PowerFlarmCore seems to me to be the best all round robust solution to EC and starts at around £1300 for the unit which isn't too bad but by the time you have added all the antennas and add-on bits it make a mess of £2k which is a tad expensive.
No on-going subscriptions though does makes it appealing! :D


Are you sure?
The FLARM website has this...

PowerFLARM Core comes in two variants, Pure and ADS-B. The ADS-B variant has all the functionality of Pure, but with an additional SSR (Transponder) and ADS-B receiver for 1090ES. In addition to FLARM equipped aircraft, you will also be able to see transponder equipped aircraft. Aircraft without 1090ES ADS-B Out capability will be shown with approximate range and altitude difference (Mode-C/S). Aircraft with ADS-B Out will be shown identical to FLARM aircraft.

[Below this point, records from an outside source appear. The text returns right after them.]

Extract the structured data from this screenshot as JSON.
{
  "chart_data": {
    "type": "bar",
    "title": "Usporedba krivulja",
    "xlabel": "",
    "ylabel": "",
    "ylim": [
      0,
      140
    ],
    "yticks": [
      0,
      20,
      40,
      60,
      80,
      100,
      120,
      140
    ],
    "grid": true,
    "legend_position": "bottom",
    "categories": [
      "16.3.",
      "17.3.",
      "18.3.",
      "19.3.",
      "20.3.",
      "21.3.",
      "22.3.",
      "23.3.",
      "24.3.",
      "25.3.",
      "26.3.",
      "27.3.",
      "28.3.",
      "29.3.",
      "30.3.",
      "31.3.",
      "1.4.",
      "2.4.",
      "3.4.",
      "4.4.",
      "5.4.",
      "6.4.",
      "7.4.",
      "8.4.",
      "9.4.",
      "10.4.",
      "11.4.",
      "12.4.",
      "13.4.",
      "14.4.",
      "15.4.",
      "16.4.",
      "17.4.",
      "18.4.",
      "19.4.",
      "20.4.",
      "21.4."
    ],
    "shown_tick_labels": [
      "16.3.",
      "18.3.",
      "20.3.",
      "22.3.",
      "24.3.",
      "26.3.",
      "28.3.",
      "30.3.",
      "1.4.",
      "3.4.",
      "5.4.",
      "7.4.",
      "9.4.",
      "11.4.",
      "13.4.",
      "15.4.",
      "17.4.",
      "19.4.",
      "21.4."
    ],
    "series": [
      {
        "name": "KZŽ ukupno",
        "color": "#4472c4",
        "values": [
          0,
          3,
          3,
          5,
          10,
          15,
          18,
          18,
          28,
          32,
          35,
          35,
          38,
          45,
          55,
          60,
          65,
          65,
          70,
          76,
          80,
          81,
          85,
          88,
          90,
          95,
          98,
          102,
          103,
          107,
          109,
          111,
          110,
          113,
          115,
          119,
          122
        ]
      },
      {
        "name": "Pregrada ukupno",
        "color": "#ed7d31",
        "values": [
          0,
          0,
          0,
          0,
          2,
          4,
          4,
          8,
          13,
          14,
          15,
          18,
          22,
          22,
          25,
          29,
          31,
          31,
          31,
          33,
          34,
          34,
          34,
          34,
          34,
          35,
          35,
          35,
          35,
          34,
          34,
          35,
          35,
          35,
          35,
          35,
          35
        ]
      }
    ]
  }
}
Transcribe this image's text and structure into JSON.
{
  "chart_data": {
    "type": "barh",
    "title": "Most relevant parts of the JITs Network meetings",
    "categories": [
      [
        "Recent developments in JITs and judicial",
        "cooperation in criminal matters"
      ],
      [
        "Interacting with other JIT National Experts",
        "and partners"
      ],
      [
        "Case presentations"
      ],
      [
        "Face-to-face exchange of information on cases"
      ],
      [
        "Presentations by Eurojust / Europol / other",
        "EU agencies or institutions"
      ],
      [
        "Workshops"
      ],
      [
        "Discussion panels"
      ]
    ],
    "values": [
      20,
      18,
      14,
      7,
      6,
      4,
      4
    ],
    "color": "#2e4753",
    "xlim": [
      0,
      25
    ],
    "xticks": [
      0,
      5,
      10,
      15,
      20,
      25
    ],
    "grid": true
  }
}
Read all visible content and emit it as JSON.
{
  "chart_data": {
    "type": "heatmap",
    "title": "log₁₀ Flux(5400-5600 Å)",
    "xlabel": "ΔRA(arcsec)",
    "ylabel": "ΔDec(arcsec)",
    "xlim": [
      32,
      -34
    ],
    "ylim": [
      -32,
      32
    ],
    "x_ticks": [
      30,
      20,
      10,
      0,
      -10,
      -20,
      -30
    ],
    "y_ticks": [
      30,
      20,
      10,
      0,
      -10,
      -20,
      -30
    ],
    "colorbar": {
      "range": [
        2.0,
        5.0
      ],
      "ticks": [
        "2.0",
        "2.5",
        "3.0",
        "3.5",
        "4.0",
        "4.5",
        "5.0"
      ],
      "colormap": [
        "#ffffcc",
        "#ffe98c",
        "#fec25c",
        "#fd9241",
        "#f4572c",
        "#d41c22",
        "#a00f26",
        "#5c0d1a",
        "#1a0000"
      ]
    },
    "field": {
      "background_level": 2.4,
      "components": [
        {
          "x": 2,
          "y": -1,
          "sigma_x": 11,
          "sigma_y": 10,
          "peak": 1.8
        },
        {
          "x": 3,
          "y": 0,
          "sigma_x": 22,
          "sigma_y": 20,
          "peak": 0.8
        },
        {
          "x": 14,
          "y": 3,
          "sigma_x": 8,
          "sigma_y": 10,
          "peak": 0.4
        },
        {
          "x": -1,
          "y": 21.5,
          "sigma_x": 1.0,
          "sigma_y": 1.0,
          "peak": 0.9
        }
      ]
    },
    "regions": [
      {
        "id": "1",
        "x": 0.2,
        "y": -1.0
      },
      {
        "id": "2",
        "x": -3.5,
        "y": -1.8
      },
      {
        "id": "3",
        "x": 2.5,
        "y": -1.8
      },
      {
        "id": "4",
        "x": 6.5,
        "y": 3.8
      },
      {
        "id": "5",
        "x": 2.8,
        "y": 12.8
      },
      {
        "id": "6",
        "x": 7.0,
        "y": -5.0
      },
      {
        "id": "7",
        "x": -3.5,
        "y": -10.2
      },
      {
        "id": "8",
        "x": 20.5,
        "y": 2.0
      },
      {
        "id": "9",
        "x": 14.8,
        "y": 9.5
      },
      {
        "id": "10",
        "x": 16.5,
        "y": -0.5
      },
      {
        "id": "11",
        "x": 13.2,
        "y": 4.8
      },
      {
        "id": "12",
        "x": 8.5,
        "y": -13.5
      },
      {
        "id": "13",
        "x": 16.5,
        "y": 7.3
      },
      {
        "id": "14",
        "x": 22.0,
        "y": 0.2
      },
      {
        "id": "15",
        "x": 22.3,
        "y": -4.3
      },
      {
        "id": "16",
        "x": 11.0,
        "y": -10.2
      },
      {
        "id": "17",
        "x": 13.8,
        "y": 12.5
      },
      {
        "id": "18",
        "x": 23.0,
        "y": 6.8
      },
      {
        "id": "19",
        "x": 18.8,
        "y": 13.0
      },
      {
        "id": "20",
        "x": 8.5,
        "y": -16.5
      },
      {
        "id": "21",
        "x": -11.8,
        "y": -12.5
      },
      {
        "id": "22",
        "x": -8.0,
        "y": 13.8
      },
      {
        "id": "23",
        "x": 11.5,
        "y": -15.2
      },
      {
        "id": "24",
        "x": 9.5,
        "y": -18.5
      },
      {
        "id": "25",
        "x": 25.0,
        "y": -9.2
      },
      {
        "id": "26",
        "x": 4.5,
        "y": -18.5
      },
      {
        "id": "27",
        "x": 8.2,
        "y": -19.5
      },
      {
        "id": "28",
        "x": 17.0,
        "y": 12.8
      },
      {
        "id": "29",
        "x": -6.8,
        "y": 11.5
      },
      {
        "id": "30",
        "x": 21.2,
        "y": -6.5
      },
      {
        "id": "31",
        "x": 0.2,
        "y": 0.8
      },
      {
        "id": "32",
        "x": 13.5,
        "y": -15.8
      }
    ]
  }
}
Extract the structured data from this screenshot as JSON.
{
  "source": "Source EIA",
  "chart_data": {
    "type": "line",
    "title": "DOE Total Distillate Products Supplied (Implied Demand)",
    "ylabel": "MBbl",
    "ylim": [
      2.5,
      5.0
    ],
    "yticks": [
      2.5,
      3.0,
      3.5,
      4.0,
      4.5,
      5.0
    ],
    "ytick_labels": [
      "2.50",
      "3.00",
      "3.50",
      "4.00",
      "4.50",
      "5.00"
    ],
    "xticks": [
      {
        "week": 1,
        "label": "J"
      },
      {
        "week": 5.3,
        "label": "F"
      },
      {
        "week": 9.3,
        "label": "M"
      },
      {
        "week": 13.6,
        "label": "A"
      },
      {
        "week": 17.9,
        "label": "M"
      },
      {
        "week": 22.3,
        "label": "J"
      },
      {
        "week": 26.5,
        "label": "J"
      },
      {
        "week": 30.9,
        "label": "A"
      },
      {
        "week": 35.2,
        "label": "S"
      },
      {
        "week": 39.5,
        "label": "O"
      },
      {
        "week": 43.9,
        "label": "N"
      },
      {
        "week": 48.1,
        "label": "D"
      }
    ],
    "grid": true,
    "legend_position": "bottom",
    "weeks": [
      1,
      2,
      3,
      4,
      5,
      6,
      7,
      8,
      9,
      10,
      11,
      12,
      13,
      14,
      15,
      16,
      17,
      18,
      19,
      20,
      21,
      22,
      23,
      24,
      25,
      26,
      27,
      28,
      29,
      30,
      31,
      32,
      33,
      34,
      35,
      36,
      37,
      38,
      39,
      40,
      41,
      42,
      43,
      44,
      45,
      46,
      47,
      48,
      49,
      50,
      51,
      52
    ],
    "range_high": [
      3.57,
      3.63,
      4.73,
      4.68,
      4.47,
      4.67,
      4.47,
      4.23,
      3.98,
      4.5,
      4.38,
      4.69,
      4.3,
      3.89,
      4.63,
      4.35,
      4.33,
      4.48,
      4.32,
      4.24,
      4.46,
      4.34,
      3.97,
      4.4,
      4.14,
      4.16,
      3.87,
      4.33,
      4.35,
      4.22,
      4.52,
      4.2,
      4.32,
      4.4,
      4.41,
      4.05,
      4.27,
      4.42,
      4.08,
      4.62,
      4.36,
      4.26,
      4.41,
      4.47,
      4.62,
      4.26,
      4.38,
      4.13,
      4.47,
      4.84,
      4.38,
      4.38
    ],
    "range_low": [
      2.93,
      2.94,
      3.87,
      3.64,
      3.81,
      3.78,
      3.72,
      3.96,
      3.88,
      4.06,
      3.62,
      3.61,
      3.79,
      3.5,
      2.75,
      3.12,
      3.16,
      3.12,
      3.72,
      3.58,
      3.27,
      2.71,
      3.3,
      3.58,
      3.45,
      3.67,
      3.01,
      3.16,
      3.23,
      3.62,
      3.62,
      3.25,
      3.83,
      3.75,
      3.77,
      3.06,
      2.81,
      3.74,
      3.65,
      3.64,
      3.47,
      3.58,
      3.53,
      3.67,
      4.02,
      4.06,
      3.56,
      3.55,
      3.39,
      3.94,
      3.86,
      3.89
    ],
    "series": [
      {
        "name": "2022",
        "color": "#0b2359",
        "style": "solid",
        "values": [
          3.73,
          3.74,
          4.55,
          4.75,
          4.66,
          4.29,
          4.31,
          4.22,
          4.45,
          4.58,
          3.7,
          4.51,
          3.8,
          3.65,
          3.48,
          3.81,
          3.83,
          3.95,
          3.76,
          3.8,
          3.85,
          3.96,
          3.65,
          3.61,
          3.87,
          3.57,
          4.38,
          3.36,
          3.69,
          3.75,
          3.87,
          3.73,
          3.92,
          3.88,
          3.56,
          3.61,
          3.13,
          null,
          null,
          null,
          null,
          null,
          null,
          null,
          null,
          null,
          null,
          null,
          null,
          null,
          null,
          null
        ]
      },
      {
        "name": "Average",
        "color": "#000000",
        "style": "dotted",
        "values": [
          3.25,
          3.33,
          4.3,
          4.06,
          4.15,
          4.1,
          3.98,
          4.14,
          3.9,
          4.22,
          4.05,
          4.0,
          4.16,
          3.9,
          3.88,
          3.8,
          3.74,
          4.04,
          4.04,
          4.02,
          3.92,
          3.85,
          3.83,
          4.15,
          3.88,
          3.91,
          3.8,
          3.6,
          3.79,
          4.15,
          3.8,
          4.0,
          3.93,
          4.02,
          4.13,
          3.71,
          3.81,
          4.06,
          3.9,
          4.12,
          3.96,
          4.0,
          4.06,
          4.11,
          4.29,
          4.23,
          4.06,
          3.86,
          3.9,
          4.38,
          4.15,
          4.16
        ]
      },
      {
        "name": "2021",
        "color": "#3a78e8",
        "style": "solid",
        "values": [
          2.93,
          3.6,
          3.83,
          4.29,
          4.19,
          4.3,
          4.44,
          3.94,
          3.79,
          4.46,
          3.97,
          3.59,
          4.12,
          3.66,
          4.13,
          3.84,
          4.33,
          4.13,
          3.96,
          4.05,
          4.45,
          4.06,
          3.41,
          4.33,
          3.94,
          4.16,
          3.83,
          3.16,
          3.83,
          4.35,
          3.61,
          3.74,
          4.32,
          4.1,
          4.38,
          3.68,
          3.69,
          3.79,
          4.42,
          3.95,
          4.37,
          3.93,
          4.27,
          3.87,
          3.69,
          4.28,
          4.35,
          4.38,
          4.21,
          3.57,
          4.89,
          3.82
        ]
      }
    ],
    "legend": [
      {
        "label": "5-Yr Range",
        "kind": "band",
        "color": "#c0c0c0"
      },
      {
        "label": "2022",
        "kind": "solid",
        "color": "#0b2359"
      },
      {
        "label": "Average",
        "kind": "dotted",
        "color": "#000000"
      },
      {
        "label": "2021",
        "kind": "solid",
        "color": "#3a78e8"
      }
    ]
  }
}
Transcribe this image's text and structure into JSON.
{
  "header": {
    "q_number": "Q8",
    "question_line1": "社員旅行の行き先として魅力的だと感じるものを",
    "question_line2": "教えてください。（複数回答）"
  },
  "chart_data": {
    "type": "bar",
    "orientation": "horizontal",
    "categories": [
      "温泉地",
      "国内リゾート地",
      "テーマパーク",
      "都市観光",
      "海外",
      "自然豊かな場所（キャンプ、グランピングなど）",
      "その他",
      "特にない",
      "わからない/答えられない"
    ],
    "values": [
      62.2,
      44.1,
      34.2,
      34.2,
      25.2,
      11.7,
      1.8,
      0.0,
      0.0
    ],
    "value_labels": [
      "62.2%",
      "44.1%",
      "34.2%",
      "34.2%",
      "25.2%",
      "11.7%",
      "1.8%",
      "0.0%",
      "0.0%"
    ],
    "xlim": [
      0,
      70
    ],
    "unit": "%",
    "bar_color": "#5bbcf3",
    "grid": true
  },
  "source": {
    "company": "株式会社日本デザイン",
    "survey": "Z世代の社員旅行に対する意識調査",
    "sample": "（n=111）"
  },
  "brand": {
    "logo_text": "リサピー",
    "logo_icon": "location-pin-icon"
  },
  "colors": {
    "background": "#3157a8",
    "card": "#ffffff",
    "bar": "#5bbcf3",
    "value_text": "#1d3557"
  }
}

I read that to say is has an ASDB receiver, and an SSR transponder. No mention of an ADSB transmitter or that the SSR transponder is Mode S ES.

Can you post a link to the version with ADSB Out?
By Shoestring Flyer
#1705439
Lee, rjc1010.
Yes I think you are both correct correct and it it me that has it wrong! :(
Looks like it is ADSB receive only after all.
The PowerFlarmCore manuals and blurb are confusing to say the least! :?

I have amended my previous post. :D
Last edited by Shoestring Flyer on Thu Jul 11, 2019 9:02 am, edited 1 time in total.